Reputation: 21
data = np.loadtxt('In_file', dtype=np.float, delimiter=',')
x_test, y_test = np.split(data, (-1, ), axis=1)
What i konw is this line of code divided the data into two parts,but what does the parameter (-1,) mean?
Upvotes: 2
Views: 245
Reputation: 231530
Often when indexing, -1
means, from-the-end
. (-1,)
is a 1 element tuple.
Its meaning in this context is a little harder to imagine, but a simple test makes it clearer:
In [304]: x=np.arange(10)
In [305]: np.split(x, (-1,))
Out[305]: [array([0, 1, 2, 3, 4, 5, 6, 7, 8]), array([9])]
It split the array, with a last part that is 1 element long.
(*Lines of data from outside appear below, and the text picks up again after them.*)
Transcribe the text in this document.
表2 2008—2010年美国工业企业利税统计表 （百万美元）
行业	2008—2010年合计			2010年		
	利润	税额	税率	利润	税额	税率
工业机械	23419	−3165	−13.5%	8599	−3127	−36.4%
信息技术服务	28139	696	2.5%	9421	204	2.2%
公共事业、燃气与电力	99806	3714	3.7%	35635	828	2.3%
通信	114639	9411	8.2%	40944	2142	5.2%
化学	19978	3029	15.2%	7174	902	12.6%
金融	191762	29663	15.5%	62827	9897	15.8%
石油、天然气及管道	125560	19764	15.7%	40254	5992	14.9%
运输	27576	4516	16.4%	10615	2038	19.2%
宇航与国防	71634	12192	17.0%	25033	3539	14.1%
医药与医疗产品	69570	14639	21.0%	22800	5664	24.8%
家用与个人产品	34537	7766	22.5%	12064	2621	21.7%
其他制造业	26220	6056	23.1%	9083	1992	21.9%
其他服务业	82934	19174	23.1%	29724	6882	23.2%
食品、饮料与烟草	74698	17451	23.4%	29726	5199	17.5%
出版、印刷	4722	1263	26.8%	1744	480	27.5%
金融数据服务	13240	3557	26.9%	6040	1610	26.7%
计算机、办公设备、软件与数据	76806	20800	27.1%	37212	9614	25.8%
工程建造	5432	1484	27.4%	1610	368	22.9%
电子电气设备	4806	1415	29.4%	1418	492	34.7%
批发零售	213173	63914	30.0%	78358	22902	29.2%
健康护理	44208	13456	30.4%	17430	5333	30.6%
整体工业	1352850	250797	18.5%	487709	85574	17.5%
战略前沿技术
Don't get confused by the tuple notation; it's really expecting a list, e.g. [-1]
:
In [307]: np.split(x, [-1])
Out[307]: [array([0, 1, 2, 3, 4, 5, 6, 7, 8]), array([9])]
We can split with 3 items in the last array, or 3 items in the first.
In [308]: np.split(x, [-3])
Out[308]: [array([0, 1, 2, 3, 4, 5, 6]), array([7, 8, 9])]
In [309]: np.split(x, [3])
Out[309]: [array([0, 1, 2]), array([3, 4, 5, 6, 7, 8, 9])]
Or a 3 way split, with 3 items in the first, 2 in the last:
In [311]: np.split(x, [3,-2])
Out[311]: [array([0, 1, 2]), array([3, 4, 5, 6, 7]), array([8, 9])]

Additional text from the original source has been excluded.